心肺蘇生法の手順(乳児・小児)
更新日 平成22年3月17日
心配蘇生法(乳児・小児)
CPR:Cardio Pulmonary Resuscitation(ガイドライン2005)
ここでは、約12ヶ月までを「乳児」として、約1歳以上8歳未満を「小児」として扱います。
(子どもでも、約8歳以上の場合は成人と同じ救命処置を実施します。)
1.反応の確認
刺激を与えながら声をかける
(乳児の場合は、足の裏を刺激しながら呼びかけることも有効です。

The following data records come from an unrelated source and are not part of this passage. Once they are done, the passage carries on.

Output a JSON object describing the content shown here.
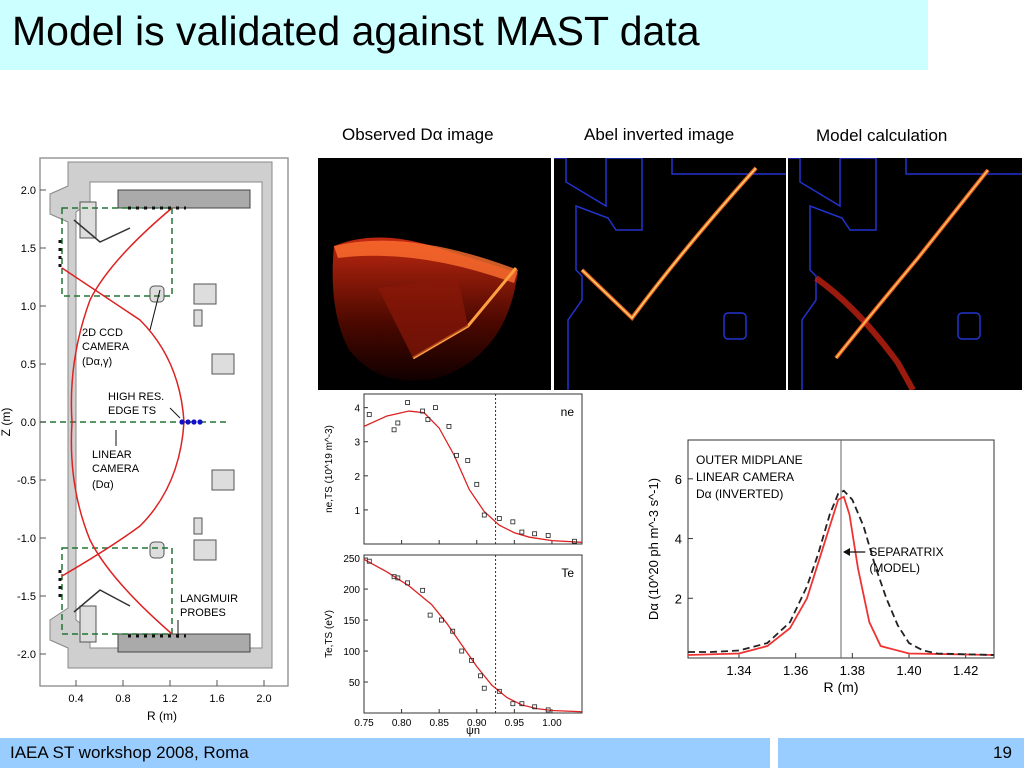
{
  "slide": {
    "title": "Model is validated against MAST data",
    "footer_left": "IAEA ST workshop 2008, Roma",
    "page_number": "19"
  },
  "images": {
    "observed_label": "Observed Dα image",
    "abel_label": "Abel inverted image",
    "model_label": "Model calculation"
  },
  "cross_section": {
    "y_axis_label": "Z (m)",
    "x_axis_label": "R (m)",
    "y_ticks": [
      "2.0",
      "1.5",
      "1.0",
      "0.5",
      "0.0",
      "-0.5",
      "-1.0",
      "-1.5",
      "-2.0"
    ],
    "x_ticks": [
      "0.4",
      "0.8",
      "1.2",
      "1.6",
      "2.0"
    ],
    "annotations": {
      "ccd_line1": "2D CCD",
      "ccd_line2": "CAMERA",
      "ccd_line3": "(Dα,γ)",
      "ts_line1": "HIGH RES.",
      "ts_line2": "EDGE TS",
      "linear_line1": "LINEAR",
      "linear_line2": "CAMERA",
      "linear_line3": "(Dα)",
      "lp_line1": "LANGMUIR",
      "lp_line2": "PROBES"
    },
    "colors": {
      "wall": "#b0b0b0",
      "separatrix": "#dd2222",
      "view": "#227733",
      "ts": "#1111cc"
    }
  },
  "chart_data": [
    {
      "type": "scatter",
      "panel": "density",
      "tag": "ne",
      "ylabel": "ne,TS (10^19 m^-3)",
      "xlim": [
        0.75,
        1.04
      ],
      "ylim": [
        0,
        4.4
      ],
      "y_ticks": [
        "1",
        "2",
        "3",
        "4"
      ],
      "separatrix_x": 0.925,
      "points": [
        [
          0.757,
          3.8
        ],
        [
          0.79,
          3.35
        ],
        [
          0.795,
          3.55
        ],
        [
          0.808,
          4.15
        ],
        [
          0.828,
          3.9
        ],
        [
          0.835,
          3.65
        ],
        [
          0.845,
          4.0
        ],
        [
          0.863,
          3.45
        ],
        [
          0.873,
          2.6
        ],
        [
          0.888,
          2.45
        ],
        [
          0.9,
          1.75
        ],
        [
          0.91,
          0.85
        ],
        [
          0.93,
          0.75
        ],
        [
          0.948,
          0.65
        ],
        [
          0.96,
          0.35
        ],
        [
          0.977,
          0.3
        ],
        [
          0.995,
          0.25
        ],
        [
          1.03,
          0.08
        ]
      ],
      "model_x": [
        0.75,
        0.78,
        0.81,
        0.83,
        0.85,
        0.87,
        0.89,
        0.91,
        0.93,
        0.95,
        0.97,
        1.0,
        1.04
      ],
      "model_y": [
        3.45,
        3.75,
        3.9,
        3.85,
        3.4,
        2.6,
        1.6,
        0.95,
        0.55,
        0.33,
        0.2,
        0.1,
        0.05
      ],
      "colors": {
        "model": "#dd2222"
      }
    },
    {
      "type": "scatter",
      "panel": "temperature",
      "tag": "Te",
      "ylabel": "Te,TS (eV)",
      "xlabel": "ψn",
      "xlim": [
        0.75,
        1.04
      ],
      "ylim": [
        0,
        255
      ],
      "x_ticks": [
        "0.75",
        "0.80",
        "0.85",
        "0.90",
        "0.95",
        "1.00"
      ],
      "y_ticks": [
        "50",
        "100",
        "150",
        "200",
        "250"
      ],
      "separatrix_x": 0.925,
      "points": [
        [
          0.757,
          245
        ],
        [
          0.79,
          220
        ],
        [
          0.795,
          218
        ],
        [
          0.808,
          210
        ],
        [
          0.828,
          198
        ],
        [
          0.838,
          158
        ],
        [
          0.853,
          150
        ],
        [
          0.868,
          132
        ],
        [
          0.88,
          100
        ],
        [
          0.893,
          85
        ],
        [
          0.905,
          60
        ],
        [
          0.91,
          40
        ],
        [
          0.93,
          35
        ],
        [
          0.948,
          15
        ],
        [
          0.96,
          15
        ],
        [
          0.977,
          10
        ],
        [
          0.995,
          5
        ]
      ],
      "model_x": [
        0.75,
        0.78,
        0.81,
        0.84,
        0.86,
        0.88,
        0.9,
        0.92,
        0.94,
        0.96,
        0.98,
        1.0,
        1.04
      ],
      "model_y": [
        248,
        228,
        205,
        175,
        145,
        110,
        75,
        45,
        25,
        13,
        7,
        4,
        2
      ],
      "colors": {
        "model": "#dd2222"
      }
    },
    {
      "type": "line",
      "panel": "midplane",
      "annotation_lines": [
        "OUTER MIDPLANE",
        "LINEAR CAMERA",
        "Dα (INVERTED)"
      ],
      "separatrix_lines": [
        "SEPARATRIX",
        "(MODEL)"
      ],
      "xlabel": "R (m)",
      "ylabel": "Dα (10^20 ph m^-3 s^-1)",
      "xlim": [
        1.322,
        1.43
      ],
      "ylim": [
        0,
        7.3
      ],
      "x_ticks": [
        "1.34",
        "1.36",
        "1.38",
        "1.40",
        "1.42"
      ],
      "y_ticks": [
        "2",
        "4",
        "6"
      ],
      "separatrix_x": 1.376,
      "series": [
        {
          "name": "model",
          "color": "#ee3333",
          "dashed": false,
          "x": [
            1.322,
            1.34,
            1.35,
            1.358,
            1.364,
            1.368,
            1.372,
            1.375,
            1.377,
            1.379,
            1.382,
            1.386,
            1.39,
            1.4,
            1.43
          ],
          "y": [
            0.1,
            0.15,
            0.4,
            1.0,
            2.0,
            3.2,
            4.4,
            5.3,
            5.4,
            4.8,
            3.0,
            1.2,
            0.4,
            0.15,
            0.1
          ]
        },
        {
          "name": "inverted",
          "color": "#222222",
          "dashed": true,
          "x": [
            1.322,
            1.33,
            1.34,
            1.35,
            1.358,
            1.364,
            1.368,
            1.372,
            1.375,
            1.377,
            1.38,
            1.384,
            1.388,
            1.392,
            1.396,
            1.4,
            1.405,
            1.41,
            1.43
          ],
          "y": [
            0.2,
            0.2,
            0.25,
            0.5,
            1.2,
            2.4,
            3.5,
            4.8,
            5.5,
            5.6,
            5.3,
            4.4,
            3.1,
            2.0,
            1.1,
            0.5,
            0.25,
            0.15,
            0.1
          ]
        }
      ]
    }
  ]
}
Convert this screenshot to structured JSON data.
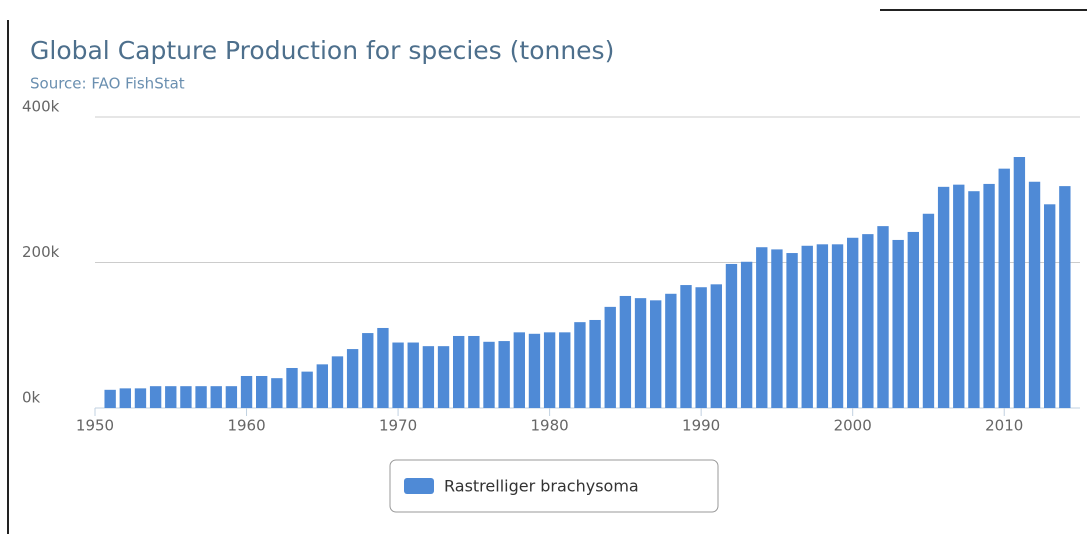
{
  "chart_data": {
    "type": "bar",
    "title": "Global Capture Production for species (tonnes)",
    "subtitle": "Source: FAO FishStat",
    "x": [
      1951,
      1952,
      1953,
      1954,
      1955,
      1956,
      1957,
      1958,
      1959,
      1960,
      1961,
      1962,
      1963,
      1964,
      1965,
      1966,
      1967,
      1968,
      1969,
      1970,
      1971,
      1972,
      1973,
      1974,
      1975,
      1976,
      1977,
      1978,
      1979,
      1980,
      1981,
      1982,
      1983,
      1984,
      1985,
      1986,
      1987,
      1988,
      1989,
      1990,
      1991,
      1992,
      1993,
      1994,
      1995,
      1996,
      1997,
      1998,
      1999,
      2000,
      2001,
      2002,
      2003,
      2004,
      2005,
      2006,
      2007,
      2008,
      2009,
      2010,
      2011,
      2012,
      2013,
      2014
    ],
    "series": [
      {
        "name": "Rastrelliger brachysoma",
        "color": "#4f8ad6",
        "values": [
          25000,
          27000,
          27000,
          30000,
          30000,
          30000,
          30000,
          30000,
          30000,
          44000,
          44000,
          41000,
          55000,
          50000,
          60000,
          71000,
          81000,
          103000,
          110000,
          90000,
          90000,
          85000,
          85000,
          99000,
          99000,
          91000,
          92000,
          104000,
          102000,
          104000,
          104000,
          118000,
          121000,
          139000,
          154000,
          151000,
          148000,
          157000,
          169000,
          166000,
          170000,
          198000,
          201000,
          221000,
          218000,
          213000,
          223000,
          225000,
          225000,
          234000,
          239000,
          250000,
          231000,
          242000,
          267000,
          304000,
          307000,
          298000,
          308000,
          329000,
          345000,
          311000,
          280000,
          305000
        ]
      }
    ],
    "xlim": [
      1950,
      2015
    ],
    "xticks": [
      1950,
      1960,
      1970,
      1980,
      1990,
      2000,
      2010
    ],
    "ylim": [
      0,
      400000
    ],
    "yticks": [
      {
        "value": 0,
        "label": "0k"
      },
      {
        "value": 200000,
        "label": "200k"
      },
      {
        "value": 400000,
        "label": "400k"
      }
    ],
    "grid": true
  }
}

)
※呼びかけに対し、目を開ける、応答する、泣く等の目的のある仕草などが無ければ「反応なし」と判断し2へ進む。
2.反応がなければ、協力を求める
「誰か来て、子どもの様子が変なんです!」
・協力者がいる場合
「あなたは119番通報をお願いします」
「あなたはAEDを持ってきてください」
注意:乳児に対しては、AEDを使用できません。
「心肺蘇生できる方は協力してください」
・自分一人きりの場合
心肺蘇生を5サイクル(約2分間)※を試みた後、自分で119番通報
※5サイクル(約2分間)=胸骨圧迫(6参照)30回:人工呼吸(5参照)2回の組み合わせを1サイクルとし、これを5回絶え間なく繰り返すこと。
3.頭を後ろにのけぞらせ、あご先を引き上げる(気道の確保)
空気の通り道(気道)を確保し、肺に空気を通しやすくします。
片手を額に当て、もう一方の手の人差し指と中指の2本をあご先(骨の部分)に当て、鼻の穴が天井に向く程度まで頭を後ろにのけぞらせます。
4.正常な呼吸の有無を調べる(呼吸の確認)
気道の確保(3参照)をしながら、普段どおりの息をしているかどうかを確認します。
胸が上下しているか(見て)、呼吸音が聞こえるか(聞いて)、吐く息をほほに感じられるか(感じて)を、同時に10秒間で確認します。
※しゃくりあげるような途切れ途切れの呼吸や、呼吸をしているかどうか分からない場合も「正常な呼吸なし」と判断し、5へ進む。
5.正常な呼吸がなかったら、人工呼吸を行う
<乳児>
気道の確保(3参照)をしながら、自分の口を大きく開けて子どもの口と鼻を同時に覆い、胸の上がりが見える程度に静かに2回息を吹き込む。
<小児>
気道の確保(3参照)をしながら鼻をつまみ、自分の口を大きく開けて子どもの口を覆い、胸の上がりが見える程度に静かに2回息を吹き込む。
※1回の吹き込みに1秒かけ、胸が軽く持ち上がることを確認する。
※正常な呼吸がないことを確認した場合、その後AEDがどのタイミングで届いてもAEDの使用を優先
して行ってください。
(ただし、乳児に対してはAEDを使用してはいけません。)
6.胸骨圧迫
<乳児>
片手の指2本(中指・薬指)で、左右の乳頭を結ぶ線の真ん中から指一本分足側の部分を約30回圧迫する。
※有効な胸骨圧迫(乳児・小児共通)
- 強く (胸の厚み3分の1程度沈むまで)
- 早く (1分間に100回のテンポ)
- 絶え間なく
- 圧迫を緩めるときは、胸がしっかり戻るまで
<小児>
片手もしくは重ねた両手で、胸の真ん中を約30回圧迫する。

7.心肺蘇生法の実施
約30回胸骨圧迫した後、人工呼吸を2回行います。
この胸骨圧迫(6参照)と人工呼吸(5参照)の組み合わせを、絶え間なく続けます。
※吐血などがあり、人工呼吸がためらわれる場合や感染防止を図れない場合は胸骨圧迫を続けて下さい。